Right now, the Houston Astros sit alone atop the American League West, 3 games ahead of the Los Angeles Angels, and 5 games above .500, with a 12–7 record. They’ve won 8 of their last 10 and possess Major League Baseball’s longest winning streak at press time. Rather than just being the leader in a bad division, the Astros actually have the league’s fifth-best record at the moment. We may be only an eighth of the way through the season, but it’s an unexpectedly hot start for the ‘Stros. 

The bar is low for a team who lost over one hundred games in three of the last four seasons, but with the West up for grabs, now might be a decent time to start buying low on the Astros. As Bleacher Report notes, the bullpen appears to be legit, and most of the things that would send the team back to earth are already happening: the team is only hitting .229 right now, and they’re winning games with a boom/bust strategy right now. In other words, if you’re waiting for the Astros to expose themselves, you’ve already seen what that might look like, and they’re still in a commanding lead in their division. 
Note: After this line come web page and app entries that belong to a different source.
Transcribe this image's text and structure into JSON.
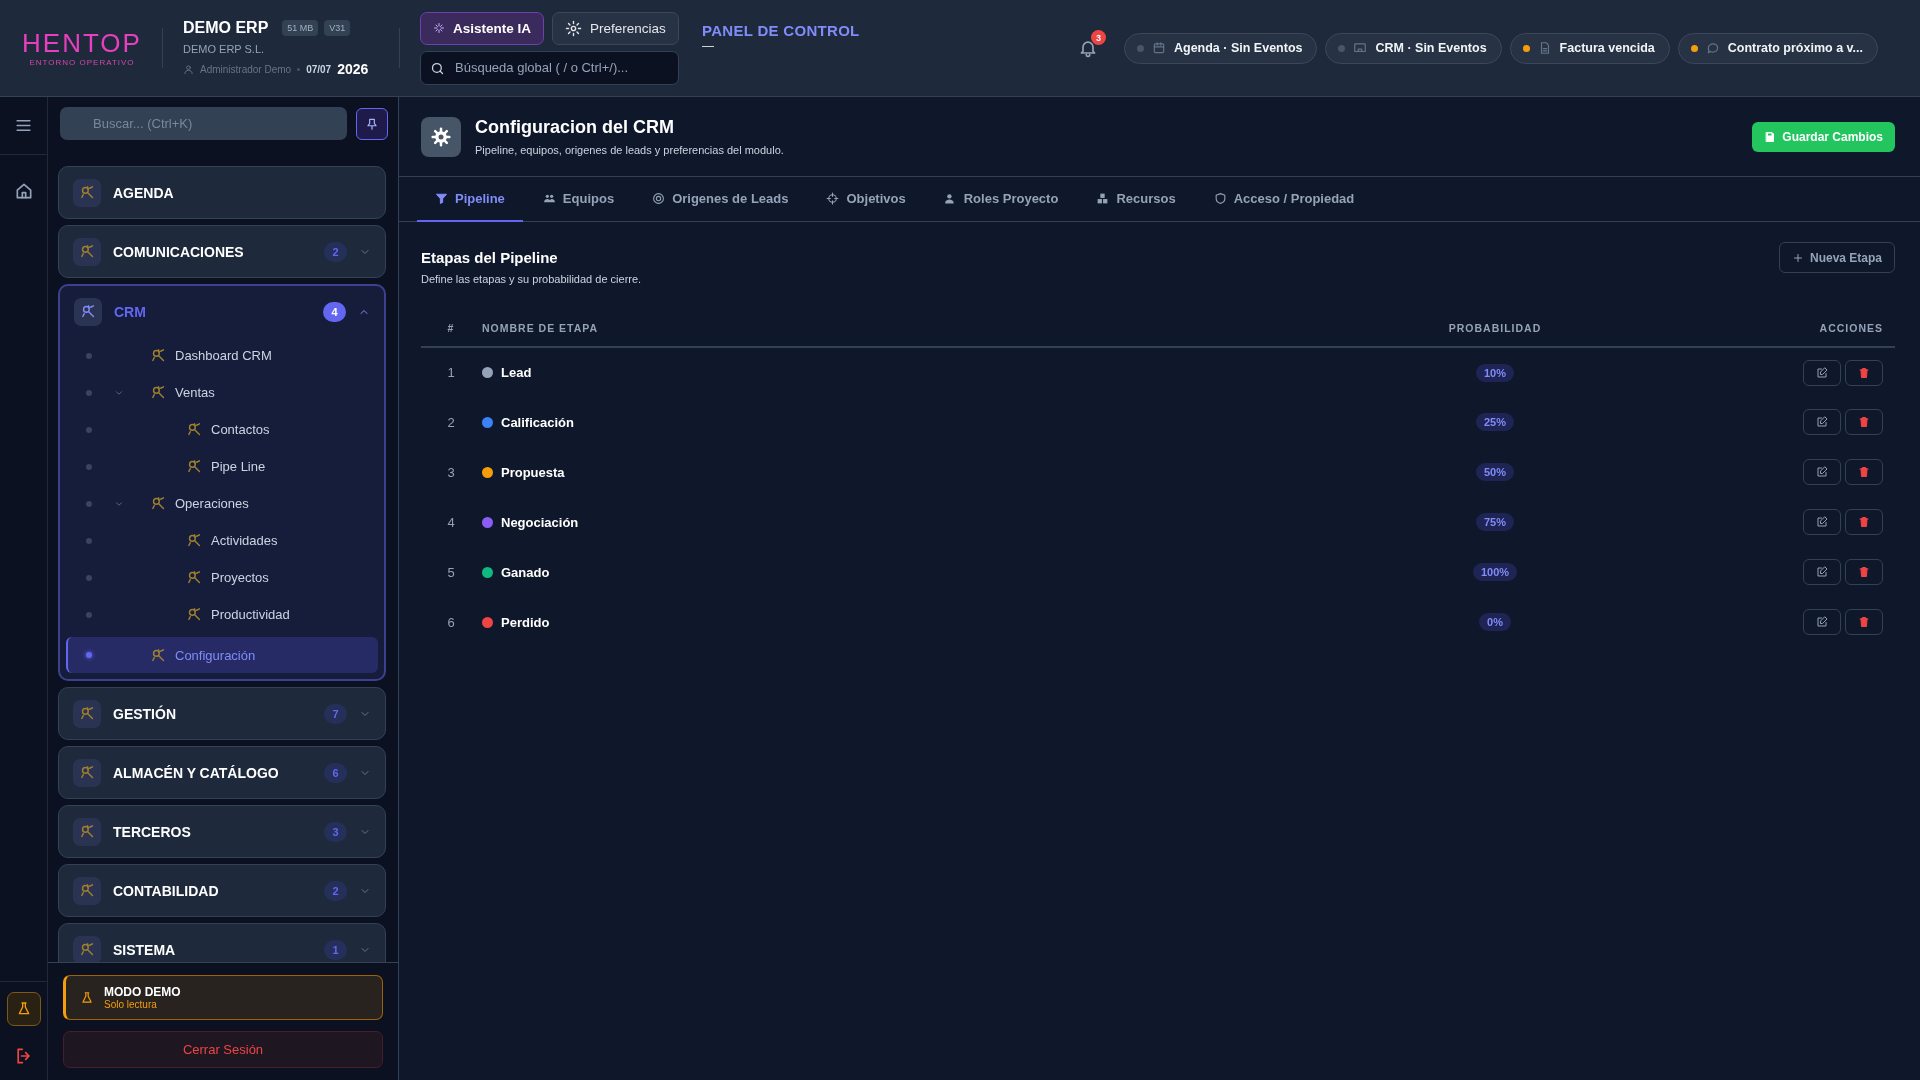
{
  "header": {
    "logo": "HENTOP",
    "tagline": "ENTORNO OPERATIVO",
    "company": "DEMO ERP",
    "badges": [
      "51 MB",
      "V31"
    ],
    "company_legal": "DEMO ERP S.L.",
    "user": "Administrador Demo",
    "date": "07/07",
    "year": "2026",
    "buttons": [
      {
        "label": "Asistente IA",
        "selected": true
      },
      {
        "label": "Preferencias",
        "selected": false
      }
    ],
    "search": {
      "placeholder": "Búsqueda global ( / o Ctrl+/)..."
    },
    "panel_title": "PANEL DE CONTROL",
    "panel_subtitle": "—",
    "notifications": "3",
    "chips": [
      {
        "label": "Agenda · Sin Eventos",
        "color": "#4b5563"
      },
      {
        "label": "CRM · Sin Eventos",
        "color": "#4b5563"
      },
      {
        "label": "Factura vencida",
        "color": "#f59e0b"
      },
      {
        "label": "Contrato próximo a v...",
        "color": "#f59e0b"
      }
    ]
  },
  "sidebar": {
    "search": {
      "placeholder": "Buscar... (Ctrl+K)"
    },
    "sections": [
      {
        "label": "AGENDA",
        "expanded": false
      },
      {
        "label": "COMUNICACIONES",
        "count": "2",
        "expanded": false
      },
      {
        "label": "CRM",
        "count": "4",
        "expanded": true,
        "children": [
          {
            "label": "Dashboard CRM",
            "selected": false
          },
          {
            "label": "Ventas",
            "expanded": true,
            "selected": false,
            "children": [
              {
                "label": "Contactos",
                "selected": false
              },
              {
                "label": "Pipe Line",
                "selected": false
              }
            ]
          },
          {
            "label": "Operaciones",
            "expanded": true,
            "selected": false,
            "children": [
              {
                "label": "Actividades",
                "selected": false
              },
              {
                "label": "Proyectos",
                "selected": false
              },
              {
                "label": "Productividad",
                "selected": false
              }
            ]
          },
          {
            "label": "Configuración",
            "selected": true
          }
        ]
      },
      {
        "label": "GESTIÓN",
        "count": "7",
        "expanded": false
      },
      {
        "label": "ALMACÉN Y CATÁLOGO",
        "count": "6",
        "expanded": false
      },
      {
        "label": "TERCEROS",
        "count": "3",
        "expanded": false
      },
      {
        "label": "CONTABILIDAD",
        "count": "2",
        "expanded": false
      },
      {
        "label": "SISTEMA",
        "count": "1",
        "expanded": false
      }
    ],
    "demo": {
      "title": "MODO DEMO",
      "subtitle": "Solo lectura"
    },
    "logout": "Cerrar Sesión"
  },
  "page": {
    "title": "Configuracion del CRM",
    "subtitle": "Pipeline, equipos, origenes de leads y preferencias del modulo.",
    "save_button": "Guardar Cambios",
    "tabs": [
      {
        "label": "Pipeline",
        "selected": true
      },
      {
        "label": "Equipos",
        "selected": false
      },
      {
        "label": "Origenes de Leads",
        "selected": false
      },
      {
        "label": "Objetivos",
        "selected": false
      },
      {
        "label": "Roles Proyecto",
        "selected": false
      },
      {
        "label": "Recursos",
        "selected": false
      },
      {
        "label": "Acceso / Propiedad",
        "selected": false
      }
    ],
    "section_title": "Etapas del Pipeline",
    "section_subtitle": "Define las etapas y su probabilidad de cierre.",
    "new_button": "Nueva Etapa",
    "table": {
      "columns": [
        "#",
        "NOMBRE DE ETAPA",
        "PROBABILIDAD",
        "ACCIONES"
      ],
      "rows": [
        {
          "number": "1",
          "name": "Lead",
          "color": "#94a3b8",
          "probability": "10%"
        },
        {
          "number": "2",
          "name": "Calificación",
          "color": "#3b82f6",
          "probability": "25%"
        },
        {
          "number": "3",
          "name": "Propuesta",
          "color": "#f59e0b",
          "probability": "50%"
        },
        {
          "number": "4",
          "name": "Negociación",
          "color": "#8b5cf6",
          "probability": "75%"
        },
        {
          "number": "5",
          "name": "Ganado",
          "color": "#10b981",
          "probability": "100%"
        },
        {
          "number": "6",
          "name": "Perdido",
          "color": "#ef4444",
          "probability": "0%"
        }
      ]
    }
  }
}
But “buying low” remains an option—right now, the oddsmakers have mostly ignored the Astros’ promising start. If you wanted to bet on the team to win the World Series, you could still get forty to one odds—worse than any team in the division except the pathetic Rangers (six hundred to one). And even if you’re not interested in that sort of longshot (hot start or no, it’s hard to imagine the Astros topping the Tigers or Royals for the penant in October), taking the Astros as a six-to-one underdog to win the AL West is one of the better value propositions you’ll find right now, in baseball or any other sport. 
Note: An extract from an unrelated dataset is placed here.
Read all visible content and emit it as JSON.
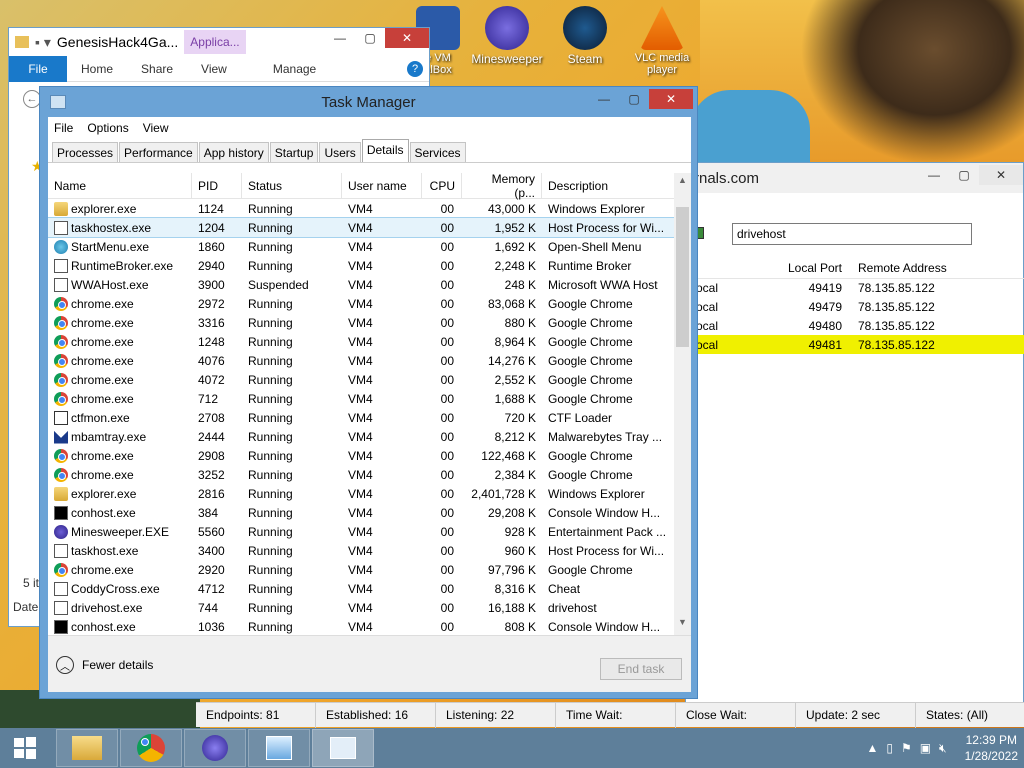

There are plenty of hot April teams who fail to make the playoffs—ask a Brewers fan who lived through the eighties and saw a 13–0 start end with futility—so we won’t read too much into this. After all, Texas Monthly had big predictions for Vince Young, David Carr, Colt McCoy, the 2004 remake of The Alamo, and the Texas Democrats’ electoral hopes in 2014 too. But there’s no denying that a team that’s five games over .500 after dropping ninety-plus games the last four seasons is exceeding expectations, and any sign of life for Houston baseball deserves some attention.